People in Turkey, Italy, France, and Britain reached several agreements which created various arrangements that gave a certain degree of control over the Baghdad Railway to various indistinct interests in those nations. Investors, speculators, and financiers were involved by 1923 in secretive and clandestine ways.

The British Army had completed the southeastern section from Baghdad to Basra, so that part was under British control. The French held negotiations to obtain some degree of control over the central portion of the railway, and Turkish interests controlled the oldest sections that had been constructed inside of Turkey but talks continued to be held after 1923. The American involvement in the Near East began in 1923 when Turkey approved the Chester concession, which aroused disapprovals from France and the UK.
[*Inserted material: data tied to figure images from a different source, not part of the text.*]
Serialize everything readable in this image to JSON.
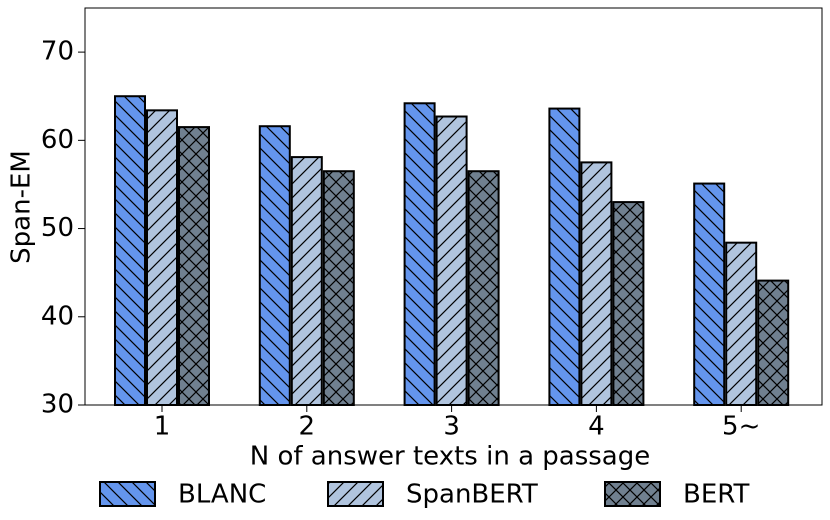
{
  "chart_data": {
    "type": "bar",
    "xlabel": "N of answer texts in a passage",
    "ylabel": "Span-EM",
    "categories": [
      "1",
      "2",
      "3",
      "4",
      "5~"
    ],
    "series": [
      {
        "name": "BLANC",
        "color": "#6495ed",
        "hatch": "\\",
        "values": [
          65,
          61.6,
          64.2,
          63.6,
          55.1
        ]
      },
      {
        "name": "SpanBERT",
        "color": "#b0c4de",
        "hatch": "/",
        "values": [
          63.4,
          58.1,
          62.7,
          57.5,
          48.4
        ]
      },
      {
        "name": "BERT",
        "color": "#708090",
        "hatch": "x",
        "values": [
          61.5,
          56.5,
          56.5,
          53,
          44.1
        ]
      }
    ],
    "ylim": [
      30,
      75
    ],
    "yticks": [
      30,
      40,
      50,
      60,
      70
    ],
    "grid": false,
    "legend": "bottom"
  }
}
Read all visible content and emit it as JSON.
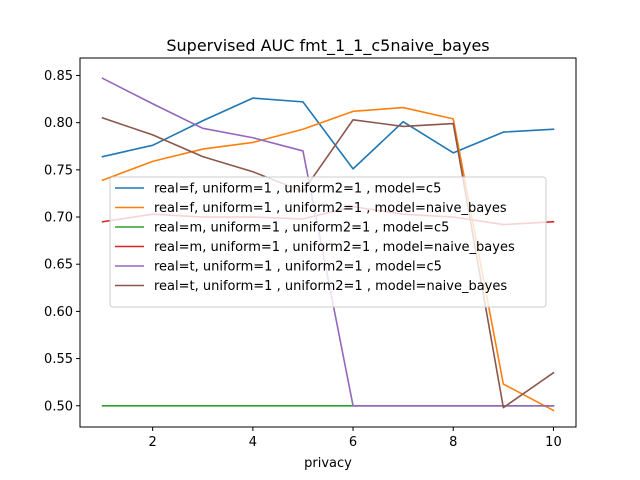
{
  "chart_data": {
    "type": "line",
    "title": "Supervised AUC fmt_1_1_c5naive_bayes",
    "xlabel": "privacy",
    "ylabel": "",
    "xlim": [
      0.55,
      10.45
    ],
    "ylim": [
      0.4775,
      0.8685
    ],
    "xticks": [
      2,
      4,
      6,
      8,
      10
    ],
    "yticks": [
      0.5,
      0.55,
      0.6,
      0.65,
      0.7,
      0.75,
      0.8,
      0.85
    ],
    "ytick_labels": [
      "0.50",
      "0.55",
      "0.60",
      "0.65",
      "0.70",
      "0.75",
      "0.80",
      "0.85"
    ],
    "x": [
      1,
      2,
      3,
      4,
      5,
      6,
      7,
      8,
      9,
      10
    ],
    "legend_position": "center-left",
    "grid": false,
    "series": [
      {
        "name": "real=f, uniform=1 , uniform2=1 , model=c5",
        "color": "#1f77b4",
        "values": [
          0.764,
          0.776,
          0.802,
          0.826,
          0.822,
          0.751,
          0.801,
          0.768,
          0.79,
          0.793
        ]
      },
      {
        "name": "real=f, uniform=1 , uniform2=1 , model=naive_bayes",
        "color": "#ff7f0e",
        "values": [
          0.739,
          0.759,
          0.772,
          0.779,
          0.793,
          0.812,
          0.816,
          0.804,
          0.523,
          0.495
        ]
      },
      {
        "name": "real=m, uniform=1 , uniform2=1 , model=c5",
        "color": "#2ca02c",
        "values": [
          0.5,
          0.5,
          0.5,
          0.5,
          0.5,
          0.5,
          0.5,
          0.5,
          0.5,
          0.5
        ]
      },
      {
        "name": "real=m, uniform=1 , uniform2=1 , model=naive_bayes",
        "color": "#d62728",
        "values": [
          0.695,
          0.703,
          0.7,
          0.7,
          0.698,
          0.711,
          0.703,
          0.7,
          0.692,
          0.695
        ]
      },
      {
        "name": "real=t, uniform=1 , uniform2=1 , model=c5",
        "color": "#9467bd",
        "values": [
          0.847,
          0.82,
          0.794,
          0.784,
          0.77,
          0.5,
          0.5,
          0.5,
          0.5,
          0.5
        ]
      },
      {
        "name": "real=t, uniform=1 , uniform2=1 , model=naive_bayes",
        "color": "#8c564b",
        "values": [
          0.805,
          0.787,
          0.764,
          0.748,
          0.727,
          0.803,
          0.796,
          0.799,
          0.498,
          0.535
        ]
      }
    ]
  }
}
  • H. S. W. Corrigan, "German-Turkish Relations and the Outbreak of War in 1914: A Re-Assessment." Past and Present, No. 36 (April, 1967), pp. 144-152, shows the Railway issue was driving Germany and Turkey further apart.
  • Morris Jastrow, Jr., The War and the Bagdad Railroad (1917) ISBN 1402167865
  • William Engdahl, A Century of War: Anglo-American Oil Politics and the New World Order ISBN 0-7453-2310-3
  • Jonathan S. McMurray. Distant Ties: Germany, the Ottoman Empire, and the Construction of the Baghdad Railway (2001) rejects old theory that RR tied Turkey to Germany
  • John B. Wolf. The Diplomatic History of the Bagdad Railroad (1973)


  1. William Engdahl, A Century of War: Anglo-American Oil Politics and the New World Order ISBN 0-7453-2310-3
  2. R. J. W. Evans (British) and Hartmut Pogge Von Strandman (German), The Coming of the First World War - Oxford UP 1990. Page 166.
  3. Ruth Henig, The Origins of the First World War. Routledge. 2002. Page 39.